Darkhan, like other young cities developed during the socialist rule of Mongolia, owes much of its architectural style to the Soviet Union. However visitors will still find some relics and landmarks dedicated to Buddhism and the traditional Mongolian culture and lifestyle. One of these such landmarks is that of the seated Buddha. This statue is located across the bridge from the Morin Khuur monument. Located atop a hill, visitors should plan on viewing sunset at this location and enjoy panoramic views of both Old and new Darkhan.
The Urjin Sandag Choilin Khiid is one of Darkhan’s small monasteries and is also useful as a landmark at the northern end of New Darkhan. The monastery is active and is located in the middle of a very large valley with picturesque hills in the distance. It is not unusual to see local archers from Darkhan practicing their craft around the monastery. This is one of Darkhan’s only existing and working monasteries still in existence today.

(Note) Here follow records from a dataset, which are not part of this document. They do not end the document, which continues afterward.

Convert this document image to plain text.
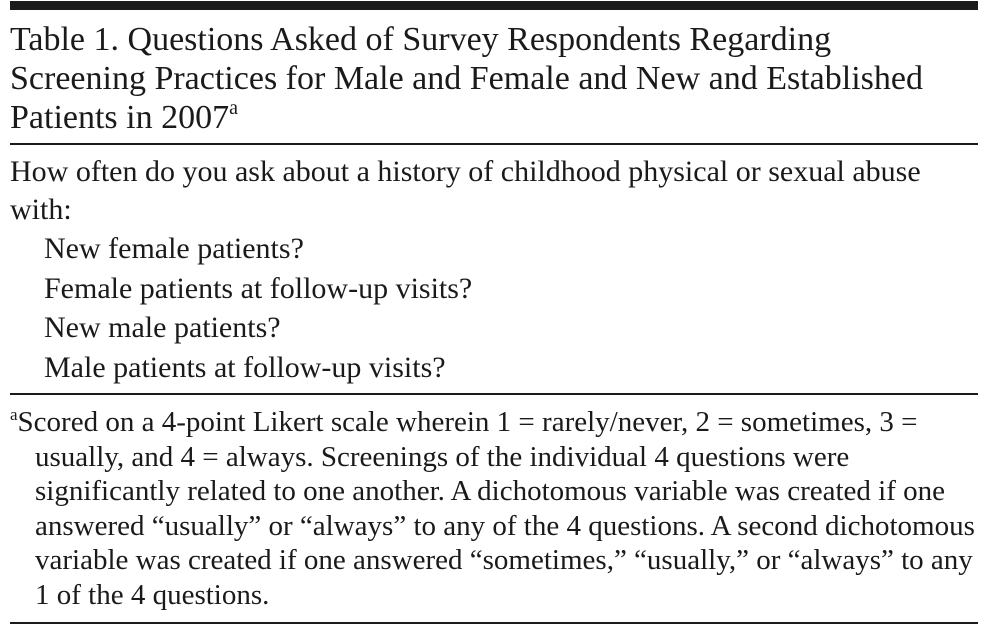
Table 1. Questions Asked of Survey Respondents Regarding Screening Practices for Male and Female and New and Established Patients in 2007$^a$
How often do you ask about a history of childhood physical or sexual abuse with:
New female patients?
Female patients at follow-up visits?
New male patients?
Male patients at follow-up visits?
$^a$Scored on a 4-point Likert scale wherein 1 = rarely/never, 2 = sometimes, 3 = usually, and 4 = always. Screenings of the individual 4 questions were significantly related to one another. A dichotomous variable was created if one answered “usually” or “always” to any of the 4 questions. A second dichotomous variable was created if one answered “sometimes,” “usually,” or “always” to any 1 of the 4 questions.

The city’s most famous tourist destination is the Kharaagiin Khiid, an attractive monastery that is housed in a log cabin located in the old town. The monastery is complete with a range of protective deities both inside and out, as well as a tree that is entirely encased in blue khatags (traditional silk scarves). Kharaagiin Khiid is the most well known and popular landmark associated with tourists within the city of Darkhan.
Darkhan’s local palace for all things related to sports is located in the centre of the city. Primarily catering to wrestling, this location includes a museum-of-sorts in that many photographs and paintings from throughout Mongolia’s sporting history are kept here.
Visitors who venture slightly out of town will see many families living yurts – or the traditional dwellings of nomadic families in Mongolia. Composed of several orange mesh walls, yurts generally include 3 to 5 walls within them and are between 15 to 30 square metres in living space. The structure is then solidified with long straps made of braided horsehair with a richly decorated entrance door. Inside a yurt, one would expect to find a wooden floor with carpets that helps isolates people from the cold. These houses are a symbolic link between the people of Mongolia and the extreme conditions of the land they often live on. Yurts themselves are considered sacred; many rules including the placement of furnishings and fixtures, are observed by Mongolians who live in these traditional dwellings.
One of the lesser known facts by visitors is that Darkhan is the second largest educational hub in Mongolia. Within the region there are a total of ten higher education institutions, twenty five secondary schools, fourteen kindergartens and other institutions. Hundreds of students come from around Mongolia to be educated within Darkhan.